In Universal Health Services, Inc. v. U.S. and Massachusetts, ex rel. Julio Escobar and Carmen Correa, 780 F.3d 504 (1st Cir. 2015), a couple claimed that their daughter died of a seizure while being treated by unlicensed and unsupervised staff at a mental healthcare facility, in violation of state regulations. They alleged that by submitting reimbursement claims to the state Medicaid agency, the facility fraudulently misrepresented that its staff members were properly licensed and/or supervised, in violation of both the federal and Massachusetts False Claims Acts.
The district court dismissed the Complaint because the regulations the plaintiffs relied upon were not preconditions of payment. However, the U.S. Circuit Court for the First Circuit reversed the dismissal. It held that in determining whether a contractor is liable under the FCA, it considers whether the contractor “knowingly misrepresented compliance with a material precondition of payment” when it submitted a claim for reimbursement. It further held that preconditions for payment, which could be found in statutes, regulations and contracts, did not need to be expressly designated.
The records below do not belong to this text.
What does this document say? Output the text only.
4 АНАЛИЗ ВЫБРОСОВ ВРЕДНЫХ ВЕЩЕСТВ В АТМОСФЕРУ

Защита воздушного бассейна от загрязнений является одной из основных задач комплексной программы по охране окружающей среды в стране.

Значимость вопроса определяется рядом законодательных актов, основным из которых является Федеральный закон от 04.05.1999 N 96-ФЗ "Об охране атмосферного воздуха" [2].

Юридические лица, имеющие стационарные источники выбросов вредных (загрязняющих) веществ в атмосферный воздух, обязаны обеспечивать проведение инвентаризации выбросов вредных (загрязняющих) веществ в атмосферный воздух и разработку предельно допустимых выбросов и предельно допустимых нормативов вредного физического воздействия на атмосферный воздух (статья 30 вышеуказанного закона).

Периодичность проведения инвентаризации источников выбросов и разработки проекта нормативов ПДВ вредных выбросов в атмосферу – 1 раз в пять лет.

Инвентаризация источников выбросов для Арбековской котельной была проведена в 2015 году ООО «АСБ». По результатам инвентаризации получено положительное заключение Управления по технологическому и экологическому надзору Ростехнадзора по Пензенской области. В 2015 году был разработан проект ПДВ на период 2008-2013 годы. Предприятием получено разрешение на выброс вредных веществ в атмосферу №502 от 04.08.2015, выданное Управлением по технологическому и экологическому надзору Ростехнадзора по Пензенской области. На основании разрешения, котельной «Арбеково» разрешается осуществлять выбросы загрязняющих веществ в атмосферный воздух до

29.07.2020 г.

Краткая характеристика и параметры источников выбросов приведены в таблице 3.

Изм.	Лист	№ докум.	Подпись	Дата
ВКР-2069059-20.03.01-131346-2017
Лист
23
Universal Health Services Inc., which owned and operated the facility that treated the plaintiffs’ daughter, filed a petition for a writ of certiorari in the Supreme Court. It argued that the First Circuit’s ruling was in conflict with rulings from the Second, Sixth and Seventh Circuits, which have rejected the theory of implied-certification under the FCA.
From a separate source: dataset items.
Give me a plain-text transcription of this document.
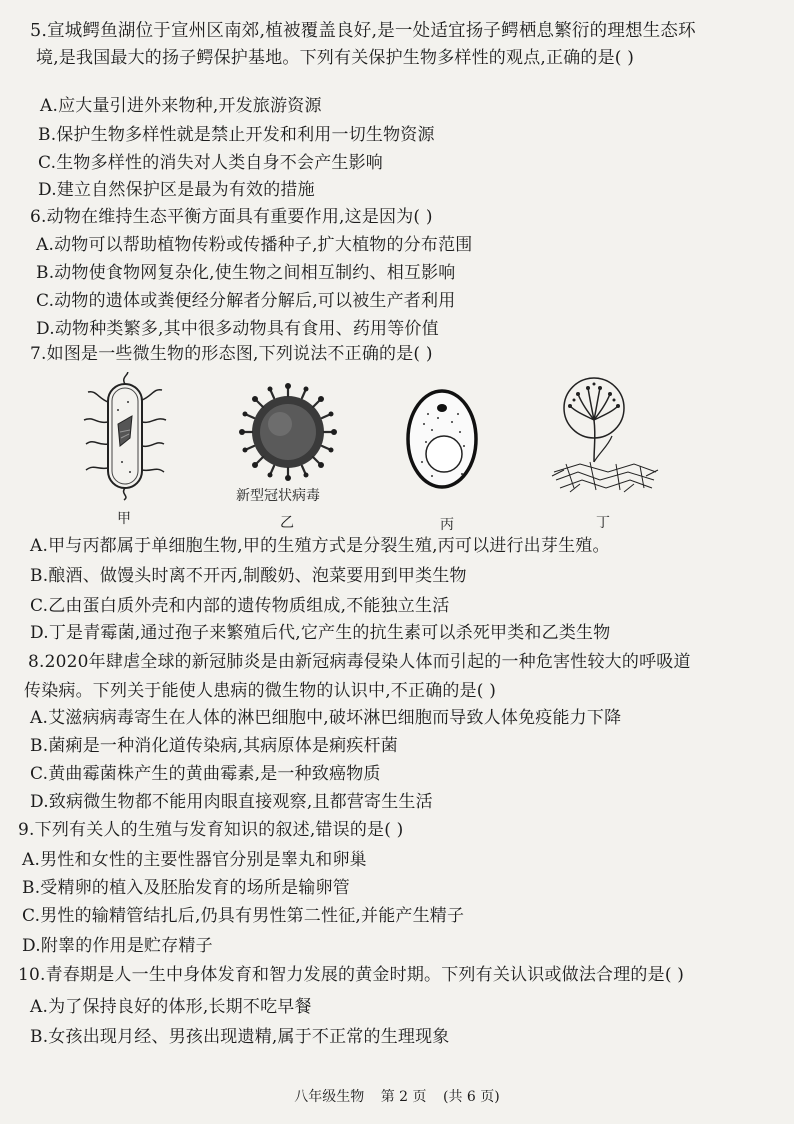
5.宣城鳄鱼湖位于宣州区南郊,植被覆盖良好,是一处适宜扬子鳄栖息繁衍的理想生态环
境,是我国最大的扬子鳄保护基地。下列有关保护生物多样性的观点,正确的是( )
A.应大量引进外来物种,开发旅游资源
B.保护生物多样性就是禁止开发和利用一切生物资源
C.生物多样性的消失对人类自身不会产生影响
D.建立自然保护区是最为有效的措施
6.动物在维持生态平衡方面具有重要作用,这是因为( )
A.动物可以帮助植物传粉或传播种子,扩大植物的分布范围
B.动物使食物网复杂化,使生物之间相互制约、相互影响
C.动物的遗体或粪便经分解者分解后,可以被生产者利用
D.动物种类繁多,其中很多动物具有食用、药用等价值
7.如图是一些微生物的形态图,下列说法不正确的是( )
新型冠状病毒
甲	乙	丙	丁
A.甲与丙都属于单细胞生物,甲的生殖方式是分裂生殖,丙可以进行出芽生殖。
B.酿酒、做馒头时离不开丙,制酸奶、泡菜要用到甲类生物
C.乙由蛋白质外壳和内部的遗传物质组成,不能独立生活
D.丁是青霉菌,通过孢子来繁殖后代,它产生的抗生素可以杀死甲类和乙类生物
8.2020年肆虐全球的新冠肺炎是由新冠病毒侵染人体而引起的一种危害性较大的呼吸道
传染病。下列关于能使人患病的微生物的认识中,不正确的是( )
A.艾滋病病毒寄生在人体的淋巴细胞中,破坏淋巴细胞而导致人体免疫能力下降
B.菌痢是一种消化道传染病,其病原体是痢疾杆菌
C.黄曲霉菌株产生的黄曲霉素,是一种致癌物质
D.致病微生物都不能用肉眼直接观察,且都营寄生生活
9.下列有关人的生殖与发育知识的叙述,错误的是( )
A.男性和女性的主要性器官分别是睾丸和卵巢
B.受精卵的植入及胚胎发育的场所是输卵管
C.男性的输精管结扎后,仍具有男性第二性征,并能产生精子
D.附睾的作用是贮存精子
10.青春期是人一生中身体发育和智力发展的黄金时期。下列有关认识或做法合理的是( )
A.为了保持良好的体形,长期不吃早餐
B.女孩出现月经、男孩出现遗精,属于不正常的生理现象
八年级生物 第 2 页 (共 6 页)
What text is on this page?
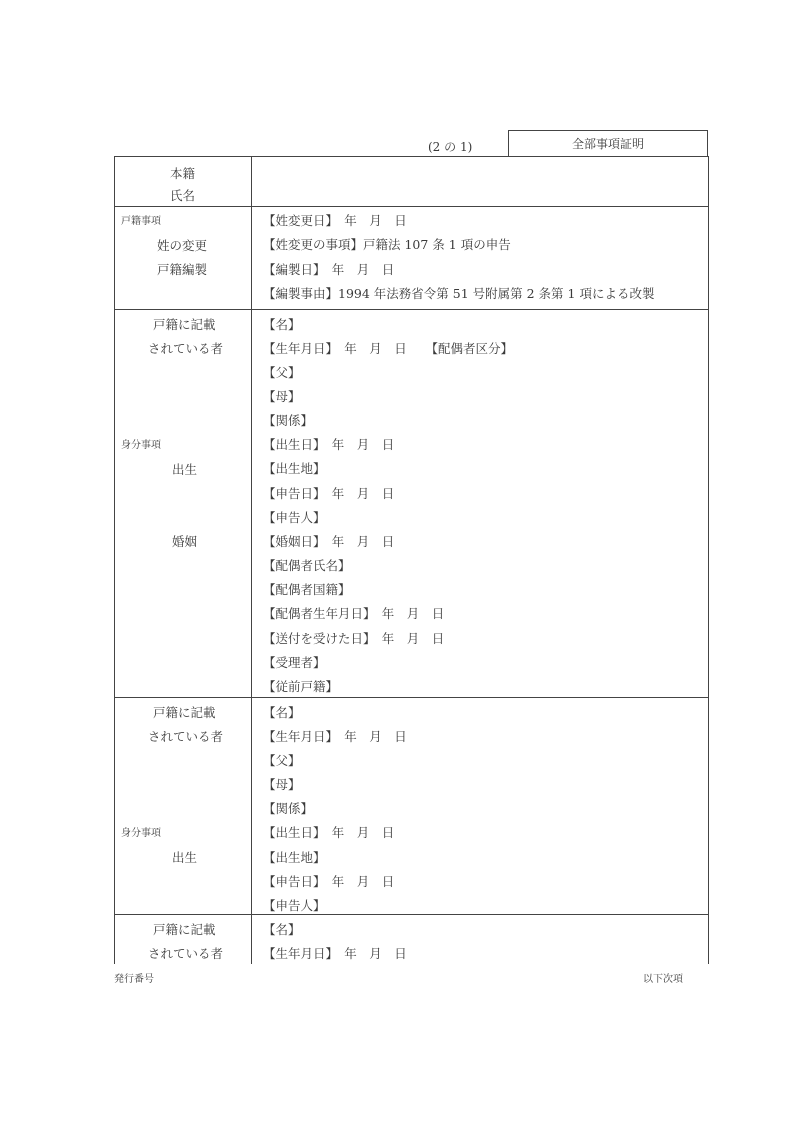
(2 の 1)	全部事項証明
本籍
氏名
戸籍事項
姓の変更
戸籍編製
【姓変更日】　年　月　日
【姓変更の事項】戸籍法 107 条 1 項の申告
【編製日】　年　月　日
【編製事由】1994 年法務省令第 51 号附属第 2 条第 1 項による改製
戸籍に記載
されている者
身分事項
出生
婚姻
【名】
【生年月日】　年　月　日　　【配偶者区分】
【父】
【母】
【関係】
【出生日】　年　月　日
【出生地】
【申告日】　年　月　日
【申告人】
【婚姻日】　年　月　日
【配偶者氏名】
【配偶者国籍】
【配偶者生年月日】　年　月　日
【送付を受けた日】　年　月　日
【受理者】
【従前戸籍】
戸籍に記載
されている者
身分事項
出生
【名】
【生年月日】　年　月　日
【父】
【母】
【関係】
【出生日】　年　月　日
【出生地】
【申告日】　年　月　日
【申告人】
戸籍に記載
されている者
【名】
【生年月日】　年　月　日
発行番号	以下次項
The U.S. Supreme Court accepted the case in December 2015. It agreed to address: (1) whether the implied-certification theory of legal falsity under the FCA is viable; and (2) if it is, whether a government contractor’s reimbursement claim is considered false if the contractor did not comply with a statute, regulation or contractual provision that does not state that it is a condition of payment (as held by the First, Fourth, and D.C. Circuits), or whether a statute, regulation or contractual provision must expressly state that it is a condition of payment (as held by the Second and Sixth Circuits).
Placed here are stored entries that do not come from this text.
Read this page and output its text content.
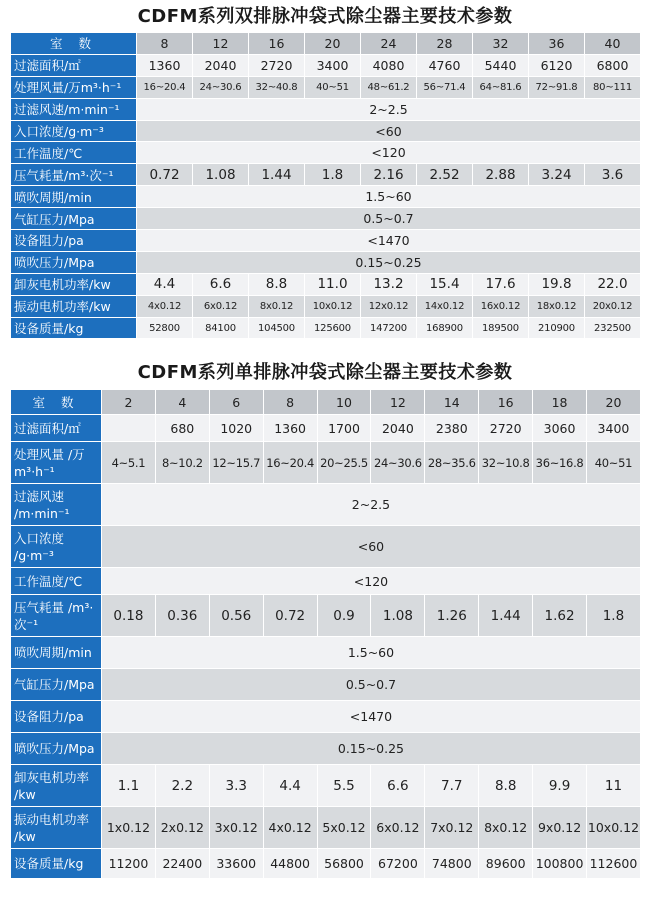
CDFM系列双排脉冲袋式除尘器主要技术参数
室 数	8	12	16	20	24	28	32	36	40
过滤面积/㎡	1360	2040	2720	3400	4080	4760	5440	6120	6800
处理风量/万m³·h⁻¹	16~20.4	24~30.6	32~40.8	40~51	48~61.2	56~71.4	64~81.6	72~91.8	80~111
过滤风速/m·min⁻¹	2~2.5								
入口浓度/g·m⁻³	<60								
工作温度/℃	<120								
压气耗量/m³·次⁻¹	0.72	1.08	1.44	1.8	2.16	2.52	2.88	3.24	3.6
喷吹周期/min	1.5~60								
气缸压力/Mpa	0.5~0.7								
设备阻力/pa	<1470								
喷吹压力/Mpa	0.15~0.25								
卸灰电机功率/kw	4.4	6.6	8.8	11.0	13.2	15.4	17.6	19.8	22.0
振动电机功率/kw	4x0.12	6x0.12	8x0.12	10x0.12	12x0.12	14x0.12	16x0.12	18x0.12	20x0.12
设备质量/kg	52800	84100	104500	125600	147200	168900	189500	210900	232500
CDFM系列单排脉冲袋式除尘器主要技术参数
室 数	2	4	6	8	10	12	14	16	18	20
过滤面积/㎡		680	1020	1360	1700	2040	2380	2720	3060	3400
处理风量 /万m³·h⁻¹	4~5.1	8~10.2	12~15.7	16~20.4	20~25.5	24~30.6	28~35.6	32~10.8	36~16.8	40~51
过滤风速 /m·min⁻¹	2~2.5									
入口浓度 /g·m⁻³	<60									
工作温度/℃	<120									
压气耗量 /m³·次⁻¹	0.18	0.36	0.56	0.72	0.9	1.08	1.26	1.44	1.62	1.8
喷吹周期/min	1.5~60									
气缸压力/Mpa	0.5~0.7									
设备阻力/pa	<1470									
喷吹压力/Mpa	0.15~0.25									
卸灰电机功率 /kw	1.1	2.2	3.3	4.4	5.5	6.6	7.7	8.8	9.9	11
振动电机功率 /kw	1x0.12	2x0.12	3x0.12	4x0.12	5x0.12	6x0.12	7x0.12	8x0.12	9x0.12	10x0.12
设备质量/kg	11200	22400	33600	44800	56800	67200	74800	89600	100800	112600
After Universal Health Services filed its opening brief on the merits in the Supreme Court, an amicus curiae submitted 14 briefs in support. They argued that a decision by the Supreme Court that endorsed an implied-certification theory would broaden the scope of the FCA in circuits that have rejected such a theory and could have wide-ranging effects on government contractors who could be harshly penalized for minor non-compliance with statutes, regulations and contractual provisions that have little to no bearing on the performance of their contracts. Those who have submitted amicus briefs in support of Universal Health Services–and against the implied-certification theory–range from associations representing the healthcare, pharmaceutical and wireless communications industries, private colleges and universities, Catholic charities, and the legal profession.
On the other hand, 12 amicus curiae submitted briefs in support of the couple, including the United States, Massachusetts and several other states, as well as professors and organizations that represent whistleblowers and combat procurement fraud. They argued that the implied certification theory supports the FCA’s purpose of protecting the government from false claims and encouraging whistleblowers to report fraud, as regulators alone cannot catch all fraud.
If the Supreme Court were to rule that the implied-certification theory is valid, and a statute, regulation or contractual provision need not state it is a condition of payment in order to expose contractors to FCA liability, contractors will need to be even more careful than they already are to comply with all applicable regulations and contractual provisions, or risk being heavily penalized. As government contracts can span hundreds of pages and incorporate a myriad of statutes and regulations by reference, this could exponentially increase the burden on contractors. Oral argument in the case is set for April 19, and the Supreme Court is expected to rule by the end of June.